AMD cuts to the core with 'Bulldozer' Opterons

**informal** · 08-05-2010, 08:36 AM

Originally Posted by -Sweeper_

~11% penalty is not what we'd get even with ''independent'' cores?

That's the penalty due to shared front end.You have around 10% penalty for much much less die space investment(no need to have another front end stage,int cores can use full potential of 2 fmac units,shared L2 per module etc.)
Also this means that each core inside module does perform a bit better on its own(not counting new Turbo BD will have).

Originally Posted by -Boris-

But they perform the same when bottlenecked?

So L3 matters, but performance don't? A phenom II 910 and a Core i7 980X will perform the same in games 2014? I have a feeling that the benchmarks made today which aren't bottlenecked will give a good clue on the 980X scenario.

This is all wrong, there are no numbers of scaling on multiple modules. The only number we have is within a module, between one and two cores.
And 1.8x is 90% performance per core.

How can you get 80% scaling to 11% penalty? The numbers are 90% and 10%.

Phenom II 910 is QC ,the other is 6 core Westmere.Yes L3 matters and you can see this with Agena Vs Deneb.By 2014 games will use more than 4 cores so yes it (Westmere) will be better performer but not because the things you believe.
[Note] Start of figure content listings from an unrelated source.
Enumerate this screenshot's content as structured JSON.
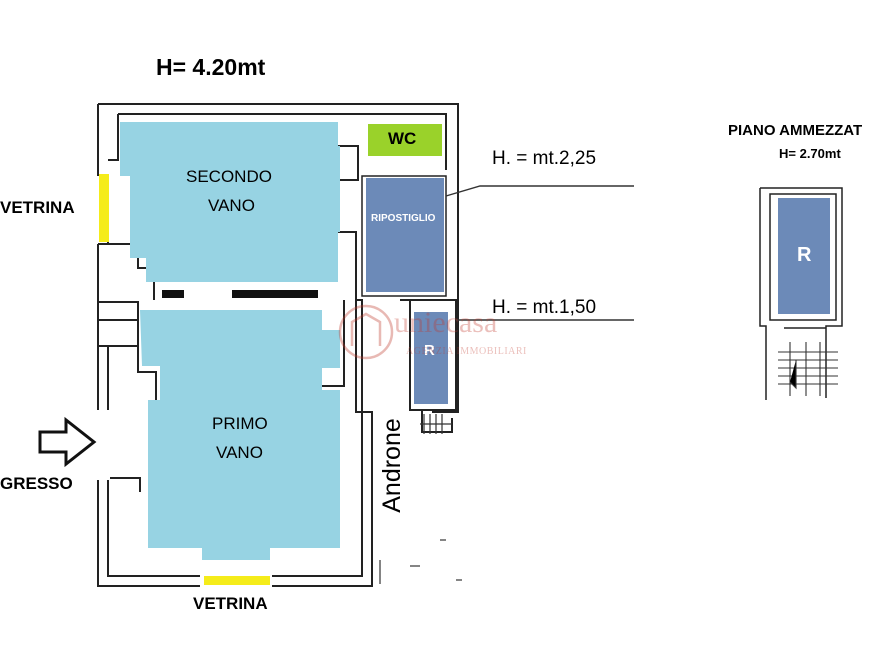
{
  "labels": {
    "height_main": "H= 4.20mt",
    "height_wc_area": "H. = mt.2,25",
    "height_r_area": "H. = mt.1,50",
    "mezzanine_title": "PIANO AMMEZZAT",
    "mezzanine_height": "H= 2.70mt"
  },
  "rooms": {
    "secondo_vano_line1": "SECONDO",
    "secondo_vano_line2": "VANO",
    "primo_vano_line1": "PRIMO",
    "primo_vano_line2": "VANO",
    "wc": "WC",
    "ripostiglio": "RIPOSTIGLIO",
    "r_small": "R",
    "r_mezzanine": "R",
    "androne": "Androne"
  },
  "features": {
    "vetrina_left": "VETRINA",
    "vetrina_bottom": "VETRINA",
    "ingresso": "GRESSO"
  },
  "watermark": {
    "brand": "uniecasa",
    "sub": "AGENZIA IMMOBILIARI"
  },
  "colors": {
    "room_blue": "#97d3e3",
    "storage_blue": "#6c8ab8",
    "wc_green": "#9ad22a",
    "vetrina_yellow": "#f5ec1a",
    "wall": "#222222"
  }
}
I can't see what you don't understand? You have a scaling within a module.Anything outside of module should behave the same as Lisbon does today(scaling to 6 cores which communicate over shared L3).Each module is a "super core" if you will and each of those will scale the same-hence 4x1.8(or 8 x 0.9 since you like 90% number more

)

Originally Posted by savantu

Back again to same old stuff : ICC 8.0 did a check for vendor ID, newer versions ( currently ICC 10 ) have the check removed and will check for feature flags ( basically whatever the CPU supports the compiler will throw at it ). However, Intel claim no responsibility for code quality and bugs.
They say the check in 8.0 was introduced simply because AMD did not give them the detailled errata list for their CPUs ( obviously that AMD refrains from sending samples to Intel for validation ).
It would be like AMD sampling now BD to Intel so future updates to Intel's compiler can support BD features.

You should read Agner Fog's latest blogs then

Originally Posted by Agner Fog

Intel have released a new version of their Math Kernel Library (v. 10.3) in beta test.
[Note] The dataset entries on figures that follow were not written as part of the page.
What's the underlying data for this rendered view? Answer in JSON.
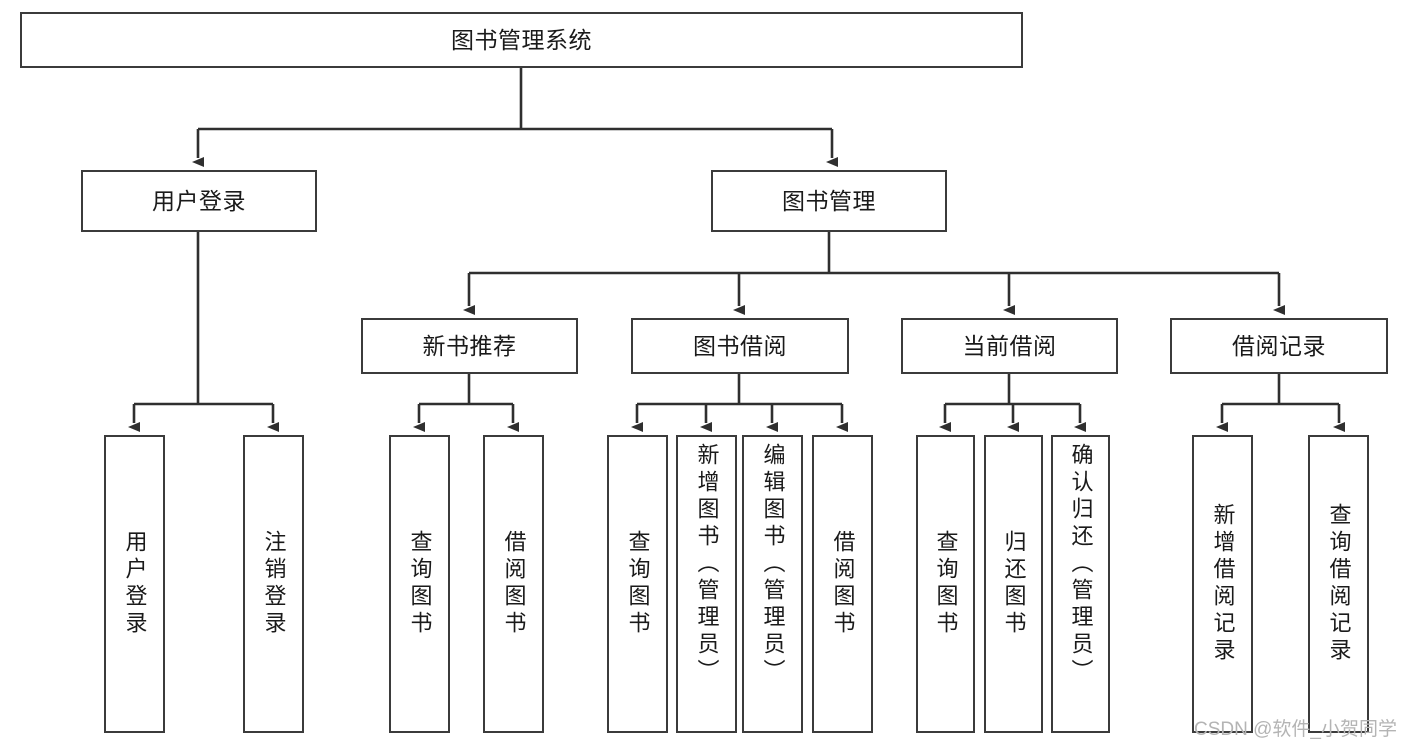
{
  "diagram": {
    "title_node": {
      "label": "图书管理系统"
    },
    "level2": [
      {
        "label": "用户登录"
      },
      {
        "label": "图书管理"
      }
    ],
    "level3": [
      {
        "label": "新书推荐"
      },
      {
        "label": "图书借阅"
      },
      {
        "label": "当前借阅"
      },
      {
        "label": "借阅记录"
      }
    ],
    "leaves": {
      "user_login": [
        {
          "label": "用户登录"
        },
        {
          "label": "注销登录"
        }
      ],
      "new_book_recommend": [
        {
          "label": "查询图书"
        },
        {
          "label": "借阅图书"
        }
      ],
      "book_borrow": [
        {
          "label": "查询图书"
        },
        {
          "label": "新增图书（管理员）"
        },
        {
          "label": "编辑图书（管理员）"
        },
        {
          "label": "借阅图书"
        }
      ],
      "current_borrow": [
        {
          "label": "查询图书"
        },
        {
          "label": "归还图书"
        },
        {
          "label": "确认归还（管理员）"
        }
      ],
      "borrow_record": [
        {
          "label": "新增借阅记录"
        },
        {
          "label": "查询借阅记录"
        }
      ]
    }
  },
  "watermark": {
    "text": "CSDN @软件_小贺同学"
  },
  "colors": {
    "border": "#3b3b3b",
    "text": "#1a1a1a",
    "background": "#ffffff",
    "watermark": "#b4b4b4"
  }
}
I have tested the new libraries and found that the CPU dispatching works basically the same way as before. The standard math library, vector math library, short vector math library and the 64-bit version of other math kernel library functions still use an inferior code path for non-Intel processors.

I have found the following differences from previous versions:

* Many functions now have a branch for the forthcoming AVX instruction set, but still only for Intel processors. This will increase the difference in performance between Intel and AMD processors on these functions. Both Intel and AMD are planning to support AVX in 2011.
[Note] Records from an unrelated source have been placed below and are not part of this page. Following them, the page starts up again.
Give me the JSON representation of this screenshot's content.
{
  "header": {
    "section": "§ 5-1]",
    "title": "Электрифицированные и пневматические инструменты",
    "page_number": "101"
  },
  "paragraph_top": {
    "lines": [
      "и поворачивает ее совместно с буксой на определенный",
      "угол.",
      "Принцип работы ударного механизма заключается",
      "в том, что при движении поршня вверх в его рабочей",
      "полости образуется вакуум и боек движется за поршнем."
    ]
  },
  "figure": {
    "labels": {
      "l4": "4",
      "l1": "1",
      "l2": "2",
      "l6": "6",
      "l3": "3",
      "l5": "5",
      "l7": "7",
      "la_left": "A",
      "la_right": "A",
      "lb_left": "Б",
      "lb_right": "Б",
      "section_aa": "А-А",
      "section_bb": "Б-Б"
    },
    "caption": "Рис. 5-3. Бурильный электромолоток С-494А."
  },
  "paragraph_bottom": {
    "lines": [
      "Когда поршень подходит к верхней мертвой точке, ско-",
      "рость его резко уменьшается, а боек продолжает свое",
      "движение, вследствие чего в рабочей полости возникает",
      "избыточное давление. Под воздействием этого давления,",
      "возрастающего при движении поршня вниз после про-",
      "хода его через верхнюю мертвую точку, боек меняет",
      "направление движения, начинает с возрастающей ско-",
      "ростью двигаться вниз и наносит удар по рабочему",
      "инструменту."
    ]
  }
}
* The CPU dispatcher for the vector math library has a new branch for non-Intel processors with SSE2. Unlike the generic branch, the new non-Intel SSE2 branch is used only on non-Intel processors, and it is inferior in many cases to the branch used by Intel processors with the same instruction set. The non-Intel SSE2 branch is implemented in the 32-bit Windows version and the 32-bit Linux version, but not in the 64-bit versions of the library.

* A new Summary Statistics library uses the same CPU dispatcher as the vector math library.

Obviously, I haven't tested all functions in the library. There may be more differences that I haven't discovered. But it is clear that many functions in the new version of the library still cripples performance on non-Intel processors. I don't understand how they can do this without violating the legal settlement with AMD.
Reply To This Message

**-Boris-** · 08-05-2010, 09:01 AM

Originally Posted by informal

Phenom II 910 is QC ,the other is 6 core Westmere.Yes L3 matters and you can see this with Agena Vs Deneb.By 2014 games will use more than 4 cores so yes it (Westmere) will be better performer but not because the things you believe.

Stop this nonsense. You claim total performance doesn't matter in real world, with this as proof?!
But after that you claim that L3 has an invisible impact, and core count?
Let me get this straight. If I have my Phenom II running a bunch of games today clocked at 2GHz and 4.8GHz in two runs. Limited by my GPU I get the exact same FPS in both cases. Will both perform equally in the games realesed in 2014? Same core count, same cache, same everything except frequency.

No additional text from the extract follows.